6. The full-automatic microbial silage processing device according to claim 1, wherein the connecting frame (100) is further provided with a mixing tank (200), the mixing tank (200) comprises a tank body (210) installed on the connecting frame (100), a feeding mechanism (220) is arranged in the tank body (210) and used for adding microbial additives, a screw conveyor (400) is installed at the bottom of the tank body (210) and used for discharging silage in the tank body (210) outwards, a motor (500) is further installed on the tank body (210), and an output shaft of the motor (500) is in transmission connection with the shaft rod (341) through a second belt pulley transmission mechanism (600).

7. The full-automatic microbial silage processing device according to claim 6, wherein the feeding mechanism (220) comprises a rotary ring (221) connected to the inside of the tank body (210) through a bearing, a first fixing frame (222) is installed on the rotary ring (221), a first rotary shaft (2221) is connected to the first fixing frame (222) through a bearing, a first gear (2222) is installed on the first rotary shaft (2221), rack plates (2223) are connected to two sides of the first gear (2222) in a meshed mode, and spray heads (2224) are installed on the rack plates (2223).

8. The full-automatic microbial silage processing device according to claim 7, wherein a second rotating shaft (2226) is arranged on the first fixing frame (222), a cam (2227) is arranged on the second rotating shaft (2226), a sliding rod (2228) is further arranged on the cam (2227), a sliding rail (2229) is connected to the sliding rod (2228) in a sliding mode, the sliding rail (2229) is arranged on one group of rack plates (2223), the first fixing frame (222) is further provided with a second fixing frame (223), the second fixing frame (223) is connected with the second rotating shaft (2226) in a bearing mode, a second gear (2231) is further arranged on the second rotating shaft (2226), a toothed ring (2232) is connected to the second gear (2231) in a meshed mode, a connecting column (2233) is arranged on the toothed ring (2232), and the connecting column (2233) is arranged on the tank body (210).

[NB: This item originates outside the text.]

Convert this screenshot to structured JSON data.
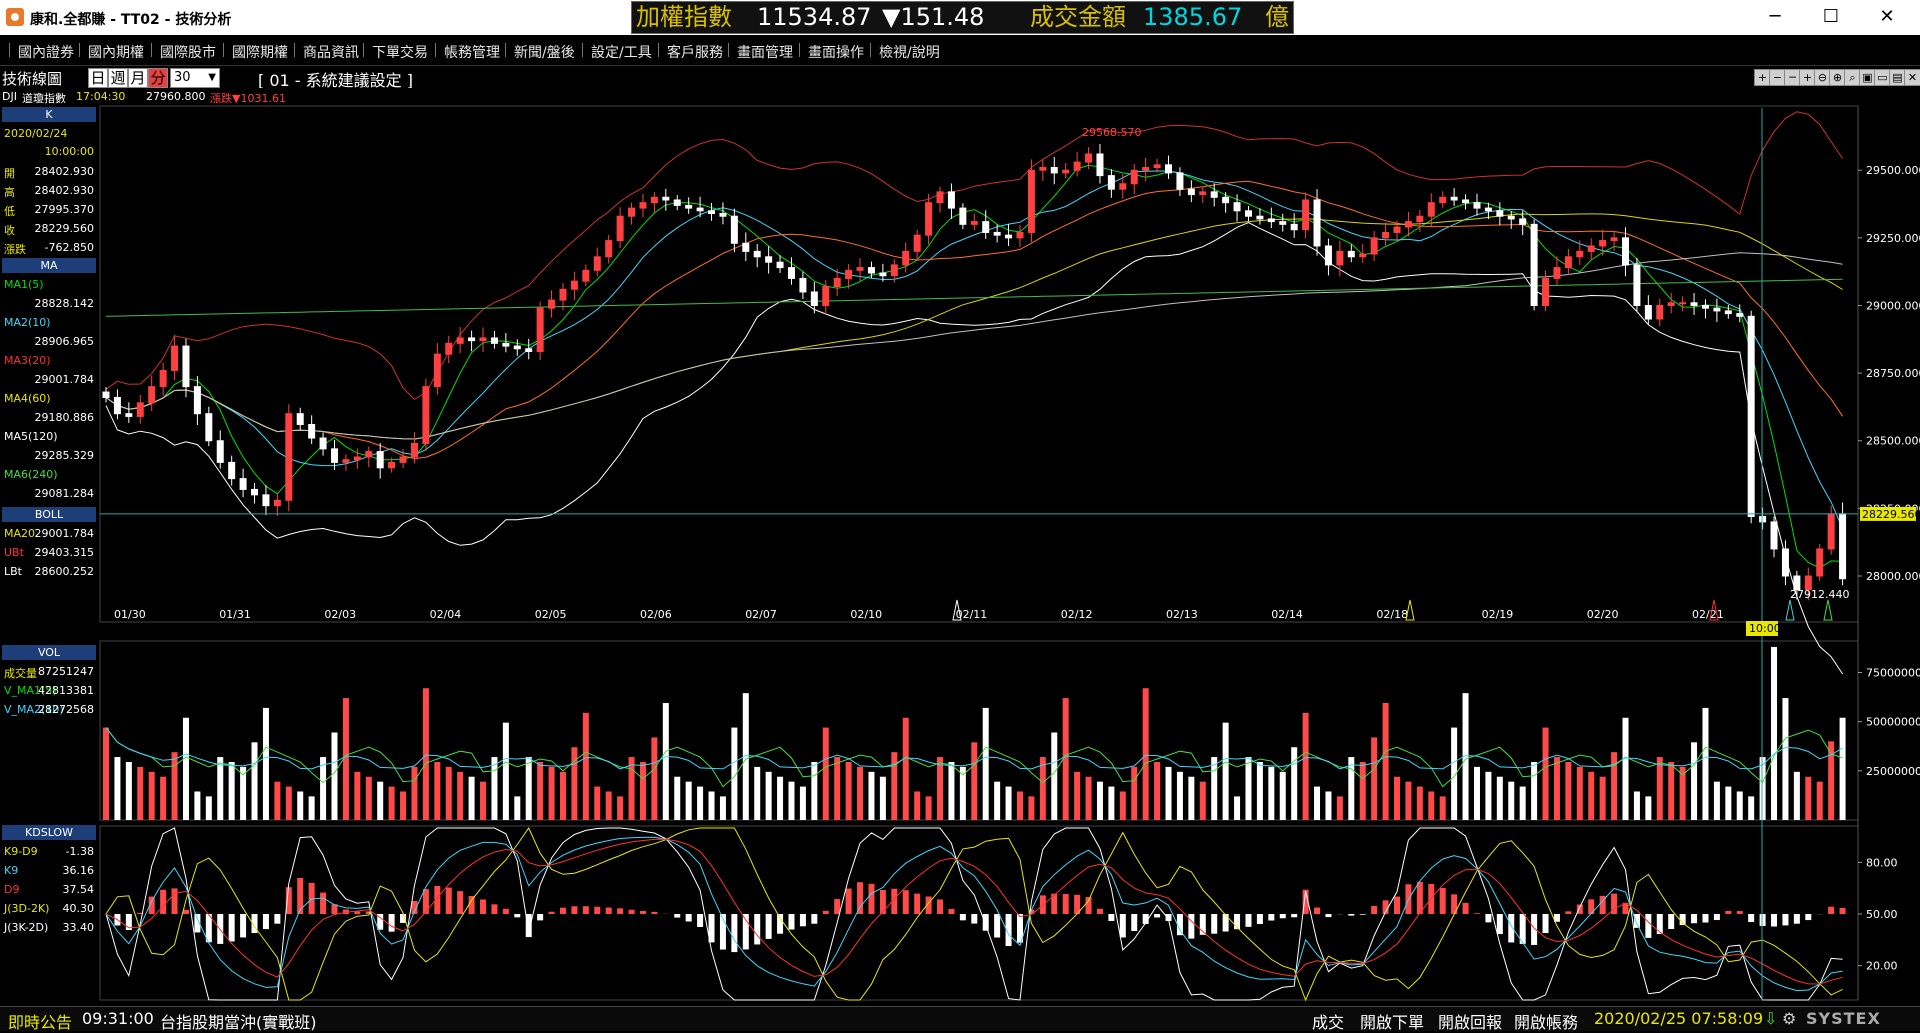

9. The full-automatic microbial silage processing device according to claim 7, wherein the rotary ring (221) is further provided with end teeth (224), the end teeth (224) are connected with a third gear (225) in a meshed manner, the third gear (225) is provided with a connecting shaft (226), and one end of the connecting shaft (226) penetrates through the tank body (210) and is in transmission connection with an output shaft of the motor (500) through a first belt pulley transmission mechanism (227).

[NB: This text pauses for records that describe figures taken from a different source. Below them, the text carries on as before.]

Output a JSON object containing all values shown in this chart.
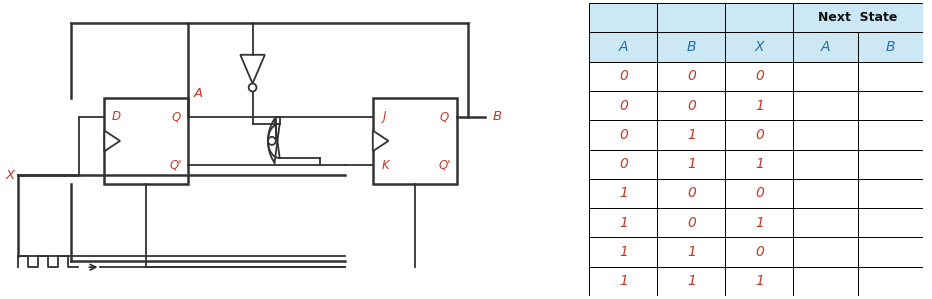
{
  "table_header_row2": [
    "A",
    "B",
    "X",
    "A",
    "B"
  ],
  "table_data": [
    [
      "0",
      "0",
      "0",
      "",
      ""
    ],
    [
      "0",
      "0",
      "1",
      "",
      ""
    ],
    [
      "0",
      "1",
      "0",
      "",
      ""
    ],
    [
      "0",
      "1",
      "1",
      "",
      ""
    ],
    [
      "1",
      "0",
      "0",
      "",
      ""
    ],
    [
      "1",
      "0",
      "1",
      "",
      ""
    ],
    [
      "1",
      "1",
      "0",
      "",
      ""
    ],
    [
      "1",
      "1",
      "1",
      "",
      ""
    ]
  ],
  "header_bg": "#cce8f4",
  "header_text_color": "#2471a3",
  "cell_bg": "#ffffff",
  "data_text_color": "#c0392b",
  "next_state_text_color": "#111111",
  "figsize": [
    9.32,
    2.99
  ],
  "dpi": 100,
  "circuit_label_color": "#c0392b",
  "circuit_line_color": "#333333"
}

10. A fully automatic microbial silage processing method using a fully automatic microbial silage processing device according to any one of claims 1-9, characterized by the steps of:

S1, preparing raw materials;

preparing silage raw materials to be processed and microbial additives to be added;

S2, crushing;

feeding the silage raw material into a crushing mechanism (300) for crushing;

s3, self-cooling the cutter;

when the silage raw materials are crushed, the control component (345) is used for controlling the inlet and outlet of the cooling liquid, so that the self-cooling blade component (340) is cooled when the silage raw materials are crushed, and nutrient loss is prevented;

S4, controlling dosing;

When the crushing mechanism (300) discharges the processed silage raw material into the mixing tank (200), controlling the feeding mechanism (220) to add the microbial additive into the mixing tank (200) once for each silage raw material discharge;

S5, discharging;

after the silage raw materials are crushed, discharging the mixture of the silage raw materials and the microbial additive outwards through a screw conveyor (400) to obtain a silage semi-finished product;

S6, stirring;

putting the silage semi-finished product into a stirrer for mixing and stirring, so that the silage semi-finished product and the internal microbial additive are uniformly mixed;

s7, fermenting;

and (3) putting the silage semi-finished product which is uniformly mixed into a fermentation tank for fermentation, and obtaining the silage after fermentation.